Notwithstanding that scientists from Brigham Young University have already developed a technology to monitor flow distances of urine in microfluidic devices, this newest discovery creates absolutely new model, which essentially extends the previous one. BYU researchers designed device, which can measure unamplified DNA analogs of miRNAs molecules. MiRNAs are specific biomarkers in human body whose quantity is changed in such abnormal conditions, like kidney disease and prostate cancers. After inserting nucleic acid receptors into microchannel surfaces, the scientists were capable to measure how the actual flow distance of urine depends on target concentrations of DNA in both synthetic urine and lab made samples.

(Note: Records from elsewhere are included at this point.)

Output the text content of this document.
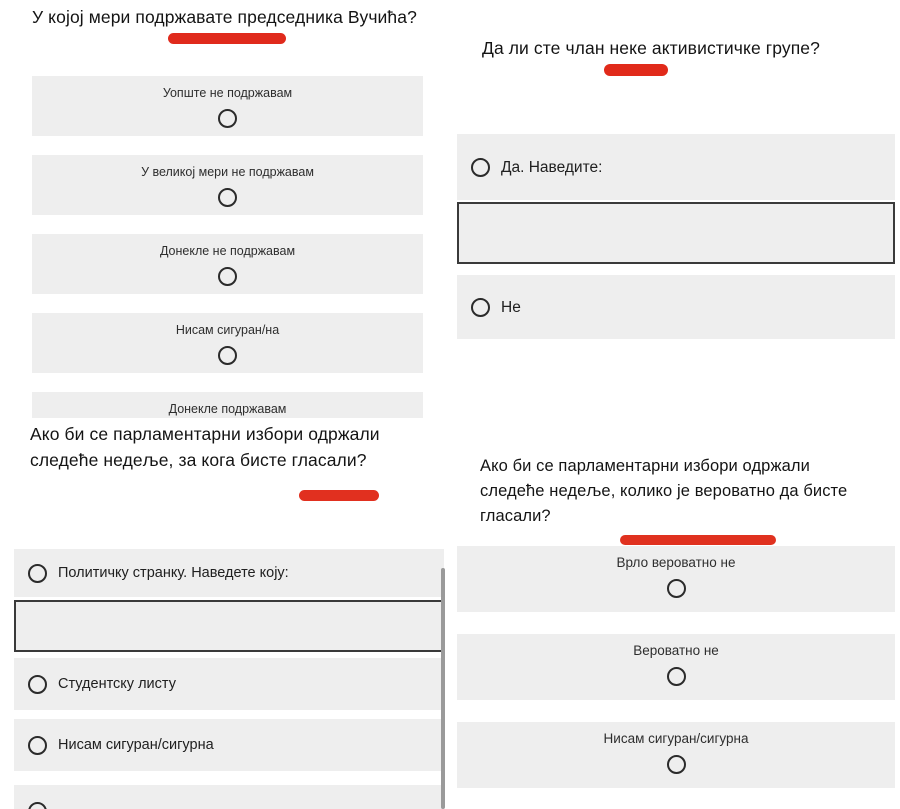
У којој мери подржавате председника Вучића?
Уопште не подржавам
У великој мери не подржавам
Донекле не подржавам
Нисам сигуран/на
Донекле подржавам
Ако би се парламентарни избори одржали следеће недеље, за кога бисте гласали?
Политичку странку. Наведете коју:
Студентску листу
Нисам сигуран/сигурна
Да ли сте члан неке активистичке групе?
Да. Наведите:
Не
Ако би се парламентарни избори одржали следеће недеље, колико је вероватно да бисте гласали?
Врло вероватно не
Вероватно не
Нисам сигуран/сигурна
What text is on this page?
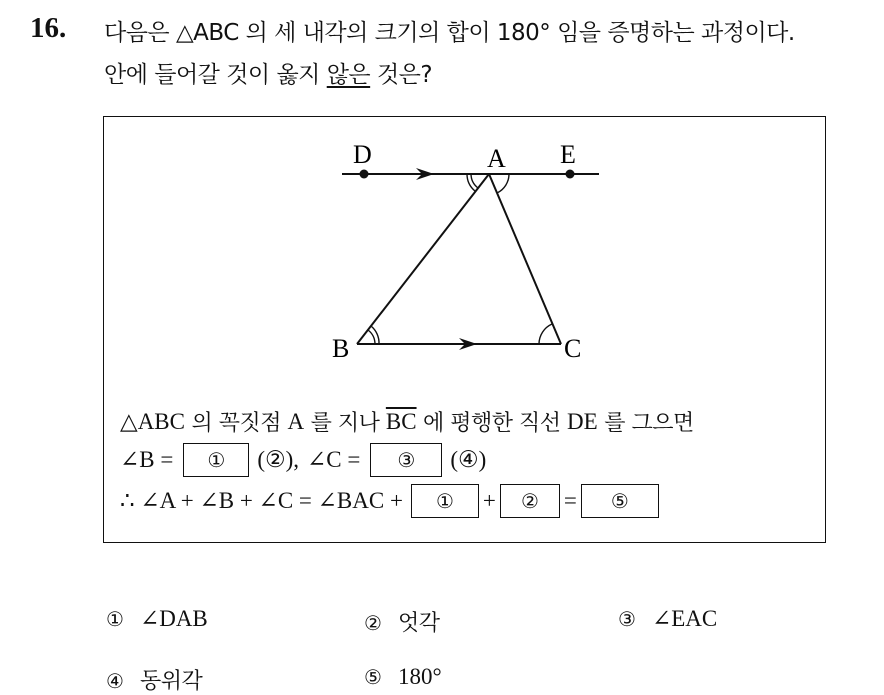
16. 다음은 △ABC 의 세 내각의 크기의 합이 180° 임을 증명하는 과정이다.
안에 들어갈 것이 옳지 않은 것은?
D	A E
B	C
△ABC 의 꼭짓점 A 를 지나 $\overline{BC}$ 에 평행한 직선 DE 를 그으면
∠B =	①	(②), ∠C =	③	(④)
∴ ∠A + ∠B + ∠C = ∠BAC +	①	+	②	=	⑤
① ∠DAB	② 엇각	③ ∠EAC
④ 동위각	⑤ 180°
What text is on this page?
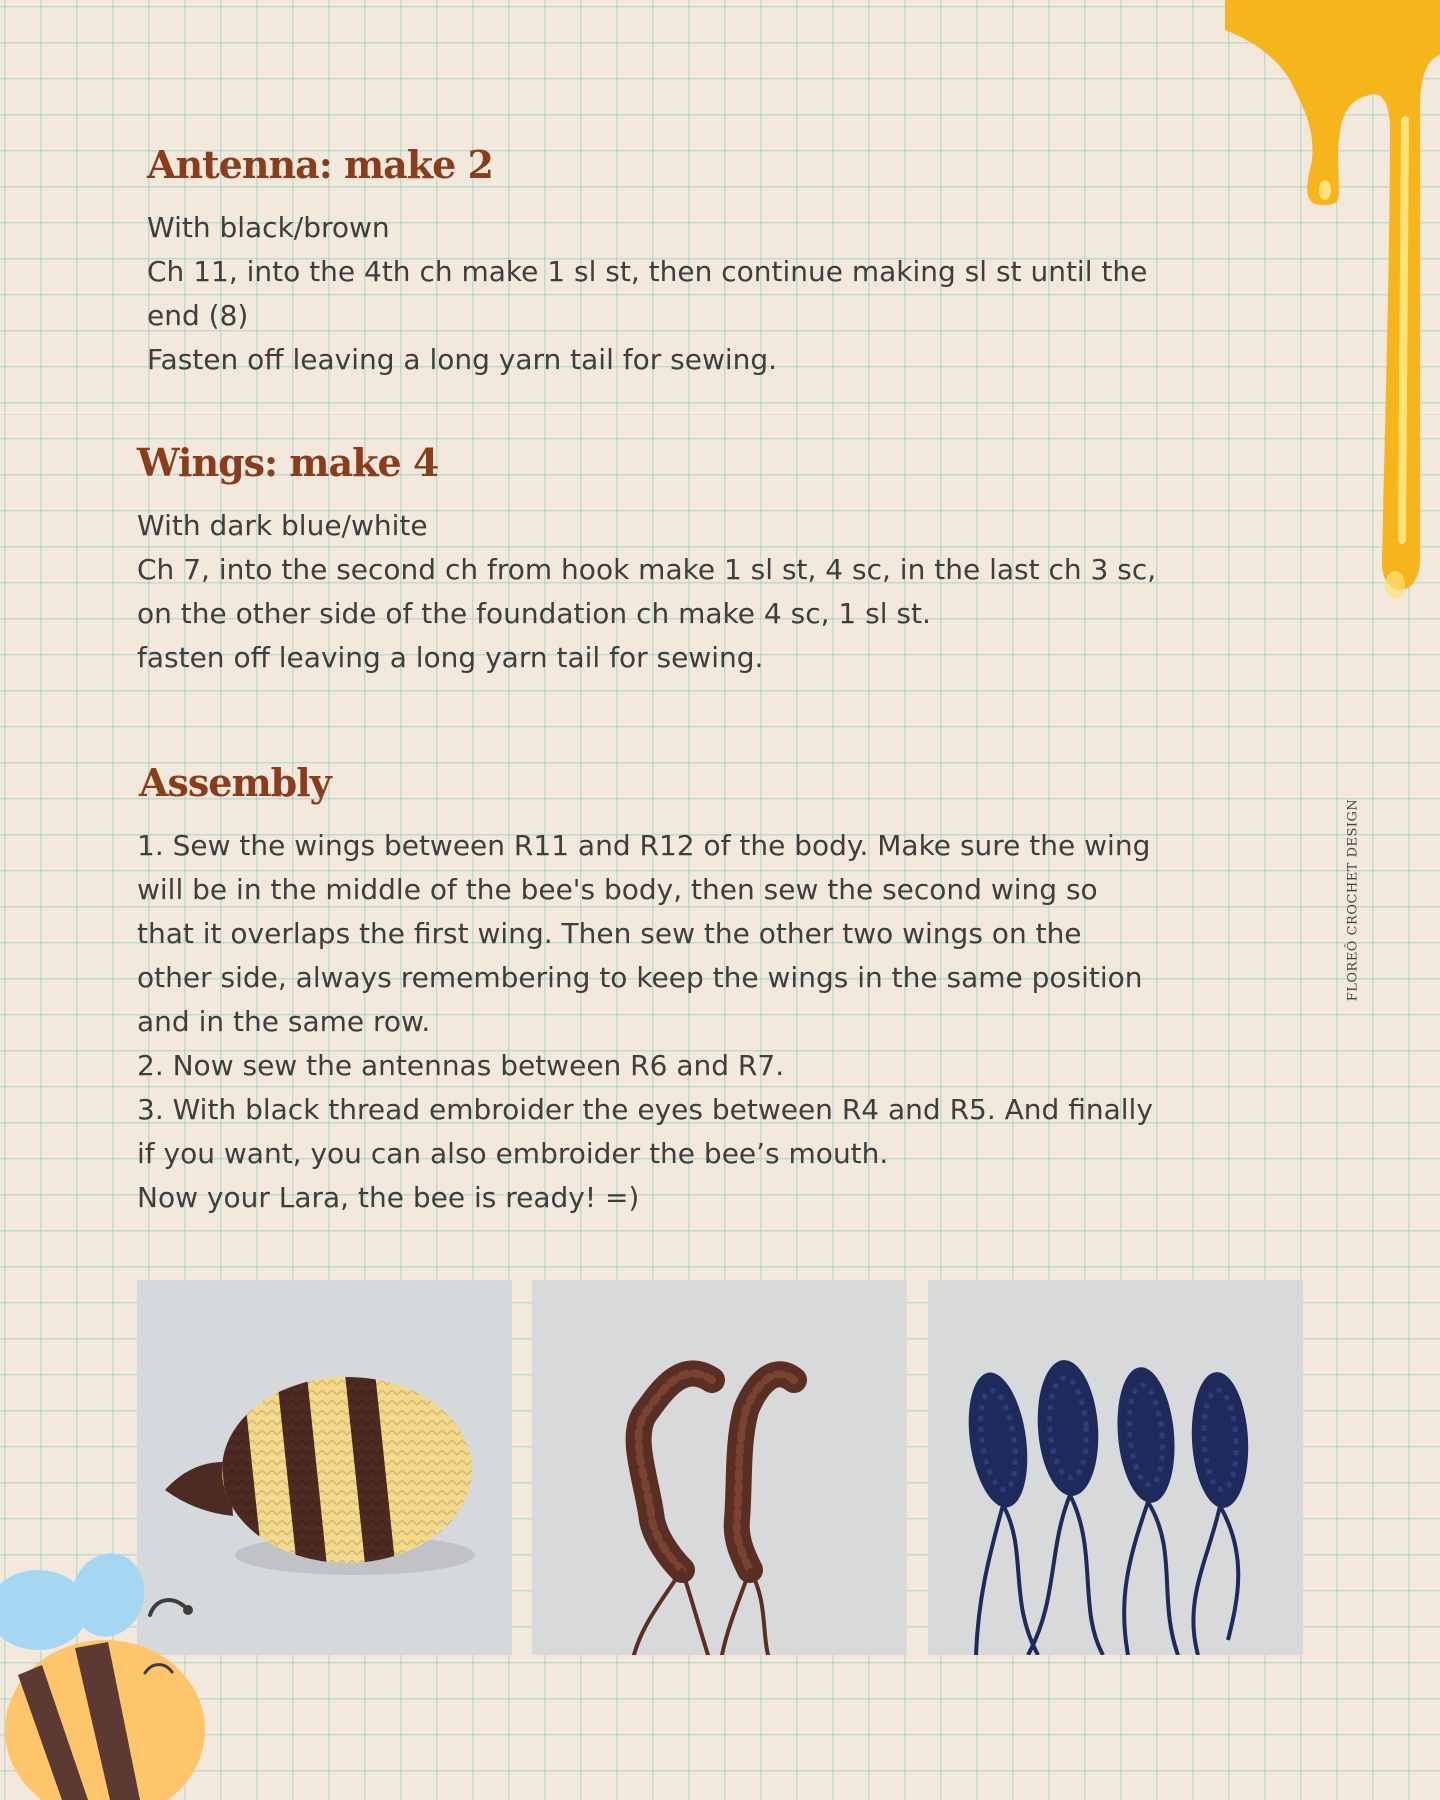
Antenna: make 2

With black/brown

Ch 11, into the 4th ch make 1 sl st, then continue making sl st until the

end (8)

Fasten off leaving a long yarn tail for sewing.

Wings: make 4

With dark blue/white

Ch 7, into the second ch from hook make 1 sl st, 4 sc, in the last ch 3 sc,

on the other side of the foundation ch make 4 sc, 1 sl st.

fasten off leaving a long yarn tail for sewing.

Assembly

1. Sew the wings between R11 and R12 of the body. Make sure the wing

will be in the middle of the bee's body, then sew the second wing so

that it overlaps the first wing. Then sew the other two wings on the

other side, always remembering to keep the wings in the same position

and in the same row.

2. Now sew the antennas between R6 and R7.

3. With black thread embroider the eyes between R4 and R5. And finally

if you want, you can also embroider the bee’s mouth.

Now your Lara, the bee is ready! =)

FLOREÔ CROCHET DESIGN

Flow distance and time were found to correlate with target levels, and this was recognized as a signal of the existence of disease. A significant advantage of the newly developed tool is that it does not produce false positive results, as the extraneous synthetic materials in the urine never influence the flow of liquid throughout the pipes unlike the diseased biomarker.

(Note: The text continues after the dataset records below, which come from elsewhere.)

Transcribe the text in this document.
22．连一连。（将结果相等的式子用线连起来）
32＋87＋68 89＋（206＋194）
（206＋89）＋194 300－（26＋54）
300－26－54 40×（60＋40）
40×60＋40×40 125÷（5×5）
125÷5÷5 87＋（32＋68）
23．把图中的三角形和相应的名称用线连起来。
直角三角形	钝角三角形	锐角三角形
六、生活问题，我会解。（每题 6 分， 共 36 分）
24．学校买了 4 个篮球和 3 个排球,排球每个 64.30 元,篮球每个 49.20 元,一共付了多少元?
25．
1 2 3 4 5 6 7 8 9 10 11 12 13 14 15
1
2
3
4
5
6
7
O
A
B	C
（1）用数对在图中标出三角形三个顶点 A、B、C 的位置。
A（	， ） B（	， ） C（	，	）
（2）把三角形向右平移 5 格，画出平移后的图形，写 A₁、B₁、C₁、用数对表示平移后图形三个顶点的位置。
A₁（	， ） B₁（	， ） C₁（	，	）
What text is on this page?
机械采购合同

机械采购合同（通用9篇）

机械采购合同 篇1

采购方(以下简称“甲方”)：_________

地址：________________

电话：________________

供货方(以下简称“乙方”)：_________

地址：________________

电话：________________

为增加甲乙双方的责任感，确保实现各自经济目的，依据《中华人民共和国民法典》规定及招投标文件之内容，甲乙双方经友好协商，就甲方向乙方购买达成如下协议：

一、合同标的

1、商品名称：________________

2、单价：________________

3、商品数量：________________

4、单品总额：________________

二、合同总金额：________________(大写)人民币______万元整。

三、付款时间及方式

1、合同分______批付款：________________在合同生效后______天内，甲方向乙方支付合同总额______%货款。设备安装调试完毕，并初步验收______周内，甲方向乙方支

As research team chief Adam Woolley said: “The aim was to identify these biomarkers at minimal levels, what usually can be at the early stages of the diseases where they are hardly starting to display, and thus difficult to detect. In specific, we’ve been searching for any DNA related to kidney diseases or prostate cancers.“
Like usual home pregnancy test identifies molecules in the urine that indicate pregnancy, this newly developed tool will be able to display not only the existence of miRNA molecules but their concentrations also.
Present ways of identifying these types of biomarkers are not economical and too much complicated to be widely used like bench top devices. The next stage of the research after testing on synthetic urine is to test the pipes on real human urine samples to check if the diseases can really be found using this method. The technology is patent pending now, but Brigham Young University is already working on improving it.